Patients with Achromatopsia have poor visual acuity, photophobia, congenital nystagmus, and colorblindness. In addition, their vision in ordinary light is severely restricted.
Cystinosis, Nephropathic causes renal failure starting at the first year of life until end-stage renal failure at around age 7.
Fanconi Anemia Type A is a clinically and genetically heterogeneous disorder that causes genomic instability. Characteristic clinical features include developmental abnormalities in major organ systems, early-onset bone marrow failure and a high predisposition to cancer.
Infantile Cerebral and Cerebellar Atrophy causes postnatal progressive microcephaly and severe developmental retardation associated. At 4-9 weeks of age patients develop swallowing difficulties which lead to jitteriness, poor visual fixation, truncal arching and seizures.
Methylglutaconic Aciduria Type 3 is a neuro-ophthalmologic syndrome consisting of early-onset bilateral optic atrophy and later-onset spasticity, extrapyramidal dysfunction and cognitive deficit.

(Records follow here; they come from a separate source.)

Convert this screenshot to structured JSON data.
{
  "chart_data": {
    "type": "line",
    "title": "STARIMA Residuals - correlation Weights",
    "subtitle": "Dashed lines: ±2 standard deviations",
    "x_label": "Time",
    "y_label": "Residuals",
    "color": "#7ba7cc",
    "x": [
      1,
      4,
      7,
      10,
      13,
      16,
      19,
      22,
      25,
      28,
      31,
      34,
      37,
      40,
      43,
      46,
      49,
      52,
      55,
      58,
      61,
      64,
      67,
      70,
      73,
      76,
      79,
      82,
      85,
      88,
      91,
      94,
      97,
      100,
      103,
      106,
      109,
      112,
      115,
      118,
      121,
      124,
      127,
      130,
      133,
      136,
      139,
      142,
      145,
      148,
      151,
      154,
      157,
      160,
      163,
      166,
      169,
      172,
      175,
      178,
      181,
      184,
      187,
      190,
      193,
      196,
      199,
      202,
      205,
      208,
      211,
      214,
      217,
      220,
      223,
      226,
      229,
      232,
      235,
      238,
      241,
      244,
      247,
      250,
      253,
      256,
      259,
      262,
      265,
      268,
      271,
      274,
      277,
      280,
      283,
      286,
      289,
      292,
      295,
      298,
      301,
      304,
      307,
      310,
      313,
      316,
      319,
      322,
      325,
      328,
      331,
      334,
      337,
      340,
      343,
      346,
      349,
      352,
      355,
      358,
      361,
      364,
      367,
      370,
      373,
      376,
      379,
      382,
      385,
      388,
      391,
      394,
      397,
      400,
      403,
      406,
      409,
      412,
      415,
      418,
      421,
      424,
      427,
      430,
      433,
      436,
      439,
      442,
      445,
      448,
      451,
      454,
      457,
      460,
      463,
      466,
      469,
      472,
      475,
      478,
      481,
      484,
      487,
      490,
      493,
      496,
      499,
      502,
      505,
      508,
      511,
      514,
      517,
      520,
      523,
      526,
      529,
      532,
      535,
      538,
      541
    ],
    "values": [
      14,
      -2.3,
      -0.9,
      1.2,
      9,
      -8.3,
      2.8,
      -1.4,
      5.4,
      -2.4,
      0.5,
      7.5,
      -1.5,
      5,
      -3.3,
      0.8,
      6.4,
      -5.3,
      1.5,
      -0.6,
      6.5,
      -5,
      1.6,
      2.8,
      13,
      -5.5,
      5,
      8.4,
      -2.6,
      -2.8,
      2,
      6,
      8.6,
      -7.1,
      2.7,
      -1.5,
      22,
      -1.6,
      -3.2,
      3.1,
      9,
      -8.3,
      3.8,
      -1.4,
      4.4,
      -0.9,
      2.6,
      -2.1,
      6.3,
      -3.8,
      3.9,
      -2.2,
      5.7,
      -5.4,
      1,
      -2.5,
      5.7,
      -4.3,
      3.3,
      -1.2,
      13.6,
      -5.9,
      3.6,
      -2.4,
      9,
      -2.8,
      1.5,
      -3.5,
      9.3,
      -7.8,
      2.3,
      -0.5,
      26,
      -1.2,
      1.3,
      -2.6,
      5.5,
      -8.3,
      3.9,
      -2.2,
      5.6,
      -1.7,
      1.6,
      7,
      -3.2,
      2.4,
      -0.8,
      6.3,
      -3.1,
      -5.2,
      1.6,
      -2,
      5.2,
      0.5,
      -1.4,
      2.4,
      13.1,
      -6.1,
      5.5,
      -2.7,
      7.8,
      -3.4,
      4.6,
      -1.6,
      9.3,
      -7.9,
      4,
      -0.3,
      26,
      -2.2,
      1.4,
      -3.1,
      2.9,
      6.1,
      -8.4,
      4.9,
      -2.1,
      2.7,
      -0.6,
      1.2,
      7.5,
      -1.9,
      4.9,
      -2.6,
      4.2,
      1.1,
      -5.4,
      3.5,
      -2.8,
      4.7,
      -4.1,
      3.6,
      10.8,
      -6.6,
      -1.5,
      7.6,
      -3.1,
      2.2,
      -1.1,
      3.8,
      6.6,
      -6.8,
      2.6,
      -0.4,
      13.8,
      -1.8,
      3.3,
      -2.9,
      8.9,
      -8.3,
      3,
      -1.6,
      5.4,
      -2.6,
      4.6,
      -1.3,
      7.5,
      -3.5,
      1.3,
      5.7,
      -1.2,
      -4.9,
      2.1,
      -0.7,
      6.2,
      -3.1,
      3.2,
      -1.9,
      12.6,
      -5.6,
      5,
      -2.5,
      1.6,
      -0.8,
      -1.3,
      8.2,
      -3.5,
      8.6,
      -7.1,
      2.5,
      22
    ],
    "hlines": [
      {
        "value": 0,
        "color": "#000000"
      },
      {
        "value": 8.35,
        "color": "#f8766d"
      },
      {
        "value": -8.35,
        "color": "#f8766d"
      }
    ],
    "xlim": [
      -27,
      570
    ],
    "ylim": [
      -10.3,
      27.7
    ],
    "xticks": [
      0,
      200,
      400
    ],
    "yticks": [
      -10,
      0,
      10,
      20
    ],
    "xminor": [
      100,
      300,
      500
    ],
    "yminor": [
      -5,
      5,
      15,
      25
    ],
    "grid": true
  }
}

Megalencephalic Leukoencephalopathy with subcortical cysts is a leukodystrophy characterized by early-onset macrocephaly and delayed-onset neurologic deterioration, including cerebellar ataxia, spasticity, epilepsy and mild cognitive decline.
In the late infantile form of Metachromatic Leukodystrophy, onset usually occurs in the 2nd year of life and leads to death before 5 years. Clinical features include motor difficulties, rigidity, mental deterioration and convulsions.
Myoneurogastrointestinal Encephalopathy is a progressive multisystem disorder clinically characterized by the onset of ptosis, progressive external ophthalmoplegia (PEO), gastrointestinal dysmotility, cachexia, diffuse leukoencephalopathy, peripheral neuropathy and mitochondrial dysfunction.
Methylenetetrahydrofolate Reductase is a common inborn error of folate metabolism. The phenotypic spectrum ranges from severe neurologic deterioration and early death to asymptomatic adults.
Autoimmune Polyglandular Syndrome Type 1, usually diagnosed around age 20, is characterized by the presence of Addison disease, and/or hypoparathyroidism, and/or chronic mucocutaneous candidiasis. It may cause primary hypoparathyroidism, hypogonadism, adrenal insufficiency and insulin-dependent diabetes mellitus.
Usher Syndrome Type 2 is a recessive disorder characterized by sensorineural hearing deficiencies at birth and later development of progressive retinitis pigmentosa (RP). Patients with Usher Syndrome Type 2 have mild hearing impairments with normal vestibular responses.
Patients with PCCA have profound mental retardation, postnatal progressive microcephaly and spasticity.
Pontocerebellar hypoplasia is a group of conditions that affect the development of the brain and can lead to microcephaly which is usually not apparent at birth but becomes noticeable in infancy and early childhood. Babies with PCH2 cannot grasp objects, sit or walk, have problems with swallowing and cannot communicate. Many also suffer from impaired vision, stiffness and seizures. The severity of different forms of PCH varies, but many children do not survive infancy or childhood. There is no known cure.
The disease has been reported in Jewish families from Morocco and from Iraq.